Symposium to Highlight History of Armed Service

The history department will host “Military Service and National Obligation: A Symposium,” featuring lectures and a roundtable discussion about the history of armed service, on October 5 and 6.

The symposium will explore themes from President Emeritus James Wright’s most recent book, Those Who Have Borne the Battle: A History of America’s Wars and Those Who Fought Them (PublicAffairs, a member of Perseus Books 2012). Dartmouth faculty members from the history, English, geography, government, and women and gender studies departments will lecture and present papers on ancient to contemporary military history, both in America and abroad.

“I am very pleased to participate in the symposium on a topic of such importance and with such a distinguished panel,” says Wright. “We need to talk about and understand a subject that is too often ignored—the nature of war and our long-term obligation to those who volunteer to fight our wars, an increasingly small and unrepresentative sector of our population.”
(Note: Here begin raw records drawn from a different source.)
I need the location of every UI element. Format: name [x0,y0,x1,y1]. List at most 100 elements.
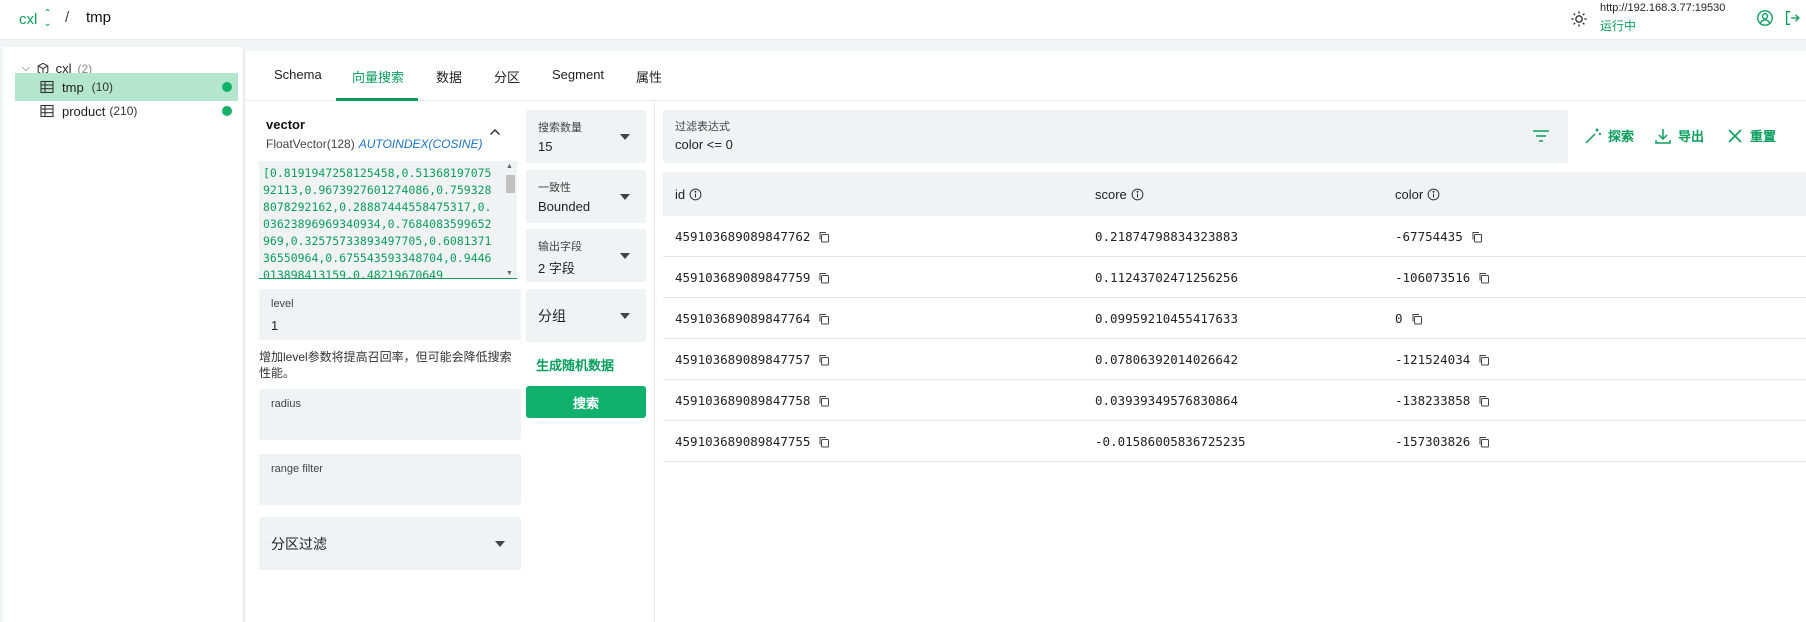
cell-id: 459103689089847757 [675,352,830,367]
cell-color-text: -67754435 [1395,229,1463,244]
vector-scrollbar[interactable]: ▲ ▼ [503,161,517,278]
breadcrumb-collection[interactable]: tmp [86,9,111,26]
level-field[interactable]: level 1 [259,289,521,340]
cell-id: 459103689089847755 [675,434,830,449]
table-icon [40,80,54,94]
sidebar-item-product[interactable]: product (210) [15,97,238,125]
column-header-label: color [1395,187,1424,202]
scroll-down-icon[interactable]: ▼ [506,270,513,277]
loaded-status-dot [222,106,232,116]
copy-icon[interactable] [1478,395,1490,407]
range-filter-field[interactable]: range filter [259,454,521,505]
radius-field[interactable]: radius [259,389,521,440]
database-selector[interactable]: cxl ⌃ ⌄ [19,9,52,29]
vector-input[interactable]: [0.8191947258125458,0.5136819707592113,0… [259,161,517,279]
cell-id-text: 459103689089847764 [675,311,811,326]
scroll-up-icon[interactable]: ▲ [506,163,513,170]
copy-icon[interactable] [1478,272,1490,284]
cell-id-text: 459103689089847759 [675,270,811,285]
consistency-value: Bounded [538,199,591,214]
copy-icon[interactable] [818,395,830,407]
tab-partitions[interactable]: 分区 [494,67,520,86]
export-label: 导出 [1678,129,1705,144]
output-fields-label: 输出字段 [538,241,582,253]
reset-label: 重置 [1750,129,1777,144]
copy-icon[interactable] [818,231,830,243]
search-button[interactable]: 搜索 [526,386,646,418]
table-row[interactable]: 459103689089847762 0.21874798834323883 -67… [663,216,1806,257]
cell-score: 0.11243702471256256 [1095,270,1238,285]
column-header-score[interactable]: score [1095,187,1144,202]
filter-icon[interactable] [1532,128,1550,144]
copy-icon[interactable] [818,354,830,366]
copy-icon[interactable] [818,436,830,448]
table-row[interactable]: 459103689089847758 0.03939349576830864 -13… [663,380,1806,421]
export-button[interactable]: 导出 [1654,126,1704,145]
caret-down-icon [620,133,630,140]
cell-id: 459103689089847764 [675,311,830,326]
cell-color-text: -157303826 [1395,434,1471,449]
info-icon[interactable] [689,188,702,201]
tab-segment[interactable]: Segment [552,67,604,82]
info-icon[interactable] [1131,188,1144,201]
level-label: level [271,298,294,310]
table-row[interactable]: 459103689089847757 0.07806392014026642 -12… [663,339,1806,380]
copy-icon[interactable] [1478,436,1490,448]
cell-id-text: 459103689089847758 [675,393,811,408]
copy-icon[interactable] [1411,313,1423,325]
column-divider [654,101,655,622]
generate-random-data-button[interactable]: 生成随机数据 [536,355,614,374]
tab-properties[interactable]: 属性 [636,67,662,86]
scroll-thumb[interactable] [506,175,515,193]
tab-data[interactable]: 数据 [436,67,462,86]
table-row[interactable]: 459103689089847755 -0.01586005836725235 -1… [663,421,1806,462]
filter-expression-input[interactable]: 过滤表达式 color <= 0 [663,110,1568,163]
tab-vector-search[interactable]: 向量搜索 [352,67,404,86]
partition-filter-label: 分区过滤 [271,535,327,552]
connection-status: 运行中 [1600,19,1637,33]
topk-label: 搜索数量 [538,122,582,134]
table-header: id score color [663,172,1806,216]
reset-button[interactable]: 重置 [1726,126,1776,145]
output-fields-value: 2 字段 [538,261,575,276]
cell-score-text: -0.01586005836725235 [1095,434,1246,449]
copy-icon[interactable] [1478,354,1490,366]
tab-bar: Schema 向量搜索 数据 分区 Segment 属性 [246,51,1806,101]
breadcrumb-separator: / [65,9,70,26]
user-circle-icon[interactable] [1756,9,1774,27]
cell-color-text: -138233858 [1395,393,1471,408]
explore-button[interactable]: 探索 [1584,126,1634,145]
cell-color: -157303826 [1395,434,1490,449]
topk-select[interactable]: 搜索数量 15 [526,110,646,163]
group-by-select[interactable]: 分组 [526,289,646,342]
cell-score: 0.21874798834323883 [1095,229,1238,244]
consistency-select[interactable]: 一致性 Bounded [526,170,646,223]
cell-id-text: 459103689089847755 [675,434,811,449]
output-fields-select[interactable]: 输出字段 2 字段 [526,229,646,282]
cell-score-text: 0.03939349576830864 [1095,393,1238,408]
logout-icon[interactable] [1783,9,1801,27]
table-row[interactable]: 459103689089847759 0.11243702471256256 -10… [663,257,1806,298]
caret-down-icon [495,540,505,547]
tab-schema[interactable]: Schema [274,67,322,82]
copy-icon[interactable] [818,272,830,284]
main-panel: Schema 向量搜索 数据 分区 Segment 属性 vector Floa… [246,51,1806,622]
info-icon[interactable] [1427,188,1440,201]
sidebar: ⌵ cxl (2) tmp (10) product (210) [3,47,244,622]
cell-score: 0.07806392014026642 [1095,352,1238,367]
copy-icon[interactable] [818,313,830,325]
column-header-id[interactable]: id [675,187,702,202]
sun-icon[interactable] [1570,10,1588,28]
cell-score: 0.09959210455417633 [1095,311,1238,326]
cell-id-text: 459103689089847757 [675,352,811,367]
database-name: cxl [19,10,38,28]
column-header-color[interactable]: color [1395,187,1440,202]
chevron-up-icon[interactable] [488,125,502,139]
table-row[interactable]: 459103689089847764 0.09959210455417633 0 [663,298,1806,339]
copy-icon[interactable] [1471,231,1483,243]
cell-color: -67754435 [1395,229,1483,244]
partition-filter-select[interactable]: 分区过滤 [259,517,521,570]
collection-name: tmp [62,79,84,95]
cell-color: -138233858 [1395,393,1490,408]
filter-value: color <= 0 [675,137,733,152]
The October 5 roundtable is moderated by Associate Professor of Government Benjamin Valentino and will include retired U.S. Army Lieutenant Colonel John Nagl. Nagl is the Minerva Chair at the U.S. Naval Academy and has also served as president of the Center for a New American Security. Nagl called Wright’s work “a marvelous and important book” that is “marked by empathy as well as scholarship.”

Wright, a former Marine, served as the 16th president in the Wheelock Succession, from 1998 to 2009. His extensive work with veterans has been featured by The New York Times and ABC News, and recognized by the U.S. Marine Corps.  

“This symposium will give the Dartmouth community an opportunity to reflect on the evolving meaning of military service in the United States,” says Valentino. “President Wright’s book shows us how America’s past still influences our attitudes about the sacrifices that war demands of our soldiers and the rest of society today. We will be exploring whether civilian society has done enough to share the burden of war, and to care for those we ask to fight them.”

The event is sponsored by the Nachman Fund in History, The Leslie Center for the Humanities, and the Nelson A. Rockefeller Center. October 5 events will take place in Filene Auditorium and the October 6 program will be held in L02 Carson Hall.